I had messed around with IFTTT, a service that lets anyone create connections between various online services (channels). I could create a recipe to connect 500px and WordPress. Each upload to 500px would trigger the recipe to create a blog entry. Posting my photos to 500px and WordPress would be as simple as using the 500px Lightroom plugin. My recipe requires that the photo is tagged with keyword “wordpress”. This allows me the flexibility of sometimes publishing to 500px without also creating a blog post.

Here’s the new “publish” workflow.

  • Select the photo I want to publish.
  • Switch to Develop module.
  • Add keyword, title and caption. The title will become the title of the WordPress blog post and the caption text will become the body.
  • Export photo using 500px export plugin.

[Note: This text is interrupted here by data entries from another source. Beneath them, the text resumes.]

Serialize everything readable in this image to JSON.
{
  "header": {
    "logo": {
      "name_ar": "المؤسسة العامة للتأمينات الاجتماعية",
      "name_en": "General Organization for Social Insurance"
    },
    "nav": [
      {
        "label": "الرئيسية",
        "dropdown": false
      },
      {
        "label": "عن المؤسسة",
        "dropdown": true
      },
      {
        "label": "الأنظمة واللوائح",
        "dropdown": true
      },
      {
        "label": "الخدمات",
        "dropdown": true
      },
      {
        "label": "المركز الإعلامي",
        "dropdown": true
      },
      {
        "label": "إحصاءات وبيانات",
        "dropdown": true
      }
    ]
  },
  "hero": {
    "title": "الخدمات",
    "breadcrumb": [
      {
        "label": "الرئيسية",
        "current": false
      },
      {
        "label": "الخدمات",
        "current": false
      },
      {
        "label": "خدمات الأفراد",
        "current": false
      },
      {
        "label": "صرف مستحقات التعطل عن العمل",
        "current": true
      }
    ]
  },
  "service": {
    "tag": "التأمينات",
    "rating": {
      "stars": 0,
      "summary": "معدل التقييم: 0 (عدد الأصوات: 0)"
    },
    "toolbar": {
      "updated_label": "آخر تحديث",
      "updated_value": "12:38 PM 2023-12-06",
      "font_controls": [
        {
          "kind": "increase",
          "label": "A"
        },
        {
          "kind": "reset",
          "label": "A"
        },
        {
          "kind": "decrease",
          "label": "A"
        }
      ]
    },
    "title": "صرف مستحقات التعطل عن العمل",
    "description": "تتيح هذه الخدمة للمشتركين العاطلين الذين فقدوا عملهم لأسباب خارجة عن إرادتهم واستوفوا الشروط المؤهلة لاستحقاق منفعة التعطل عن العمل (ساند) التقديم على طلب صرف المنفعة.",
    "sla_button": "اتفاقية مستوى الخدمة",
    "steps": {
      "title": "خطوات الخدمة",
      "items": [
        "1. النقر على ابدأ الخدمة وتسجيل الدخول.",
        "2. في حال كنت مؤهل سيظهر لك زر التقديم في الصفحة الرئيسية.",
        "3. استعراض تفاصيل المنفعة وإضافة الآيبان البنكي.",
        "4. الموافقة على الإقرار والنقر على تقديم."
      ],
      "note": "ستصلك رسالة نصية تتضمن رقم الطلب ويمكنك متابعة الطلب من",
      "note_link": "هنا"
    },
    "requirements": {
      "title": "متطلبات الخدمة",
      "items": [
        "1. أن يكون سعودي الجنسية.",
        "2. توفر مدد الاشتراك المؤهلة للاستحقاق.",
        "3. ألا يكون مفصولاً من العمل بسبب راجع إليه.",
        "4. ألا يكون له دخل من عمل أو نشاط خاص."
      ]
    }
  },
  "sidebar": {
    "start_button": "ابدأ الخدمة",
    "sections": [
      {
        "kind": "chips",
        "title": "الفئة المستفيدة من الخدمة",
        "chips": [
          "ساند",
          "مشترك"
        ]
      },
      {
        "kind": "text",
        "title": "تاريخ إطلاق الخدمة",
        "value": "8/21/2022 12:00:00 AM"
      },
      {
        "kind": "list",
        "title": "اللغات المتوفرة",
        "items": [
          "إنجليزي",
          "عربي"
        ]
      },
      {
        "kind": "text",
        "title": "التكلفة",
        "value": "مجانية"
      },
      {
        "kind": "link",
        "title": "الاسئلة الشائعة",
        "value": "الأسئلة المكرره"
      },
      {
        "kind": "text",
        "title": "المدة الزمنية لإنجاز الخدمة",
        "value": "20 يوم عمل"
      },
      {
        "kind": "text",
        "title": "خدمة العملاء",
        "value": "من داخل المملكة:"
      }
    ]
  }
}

When the IFTTT recipe is triggered, my content and photo will post to WordPress. Since I use Markdown to create my blog post the 500px text will appear formatted in Markdown. This isn’t much of a problem since most of my photos post don’t include links and Markdown text is easy to read. A plugin on my WordPress blog converts the Markdown to HTML. The blog posting will also include a small piece of text with a link back to my 500px photo.

I used this workflow on two recent blog posts. One about my early morning trip to Rojo’s Roastery and the other about scratching my food photography itch.

There is one downside to this. My photos will be hosted on 500px. I am will be subject to 500px TOS and if I close my 500px account or delete a photo from 500px, the photo links on my blog will break. However, I think 500px’s TOS is designed to favour the rights of the photographer. 500px keeps adding new features most of which benefit me as a photographer. I especially love the portfolio feature and I can mark my photos for sale.

This modified workflow will work with Flickr. Adobe has a built-in Flickr4 export plugin and it’s easy to create a workable IFTTT recipe.


  1. The photo will also post to the Pressgram community and optionally Facebook and Twitter. 
  2. Yes, I realize that the most popular camera on Flickr is the iPhone but I think my meaning is clear. 
  3. I almost always have a story to tell about my photos.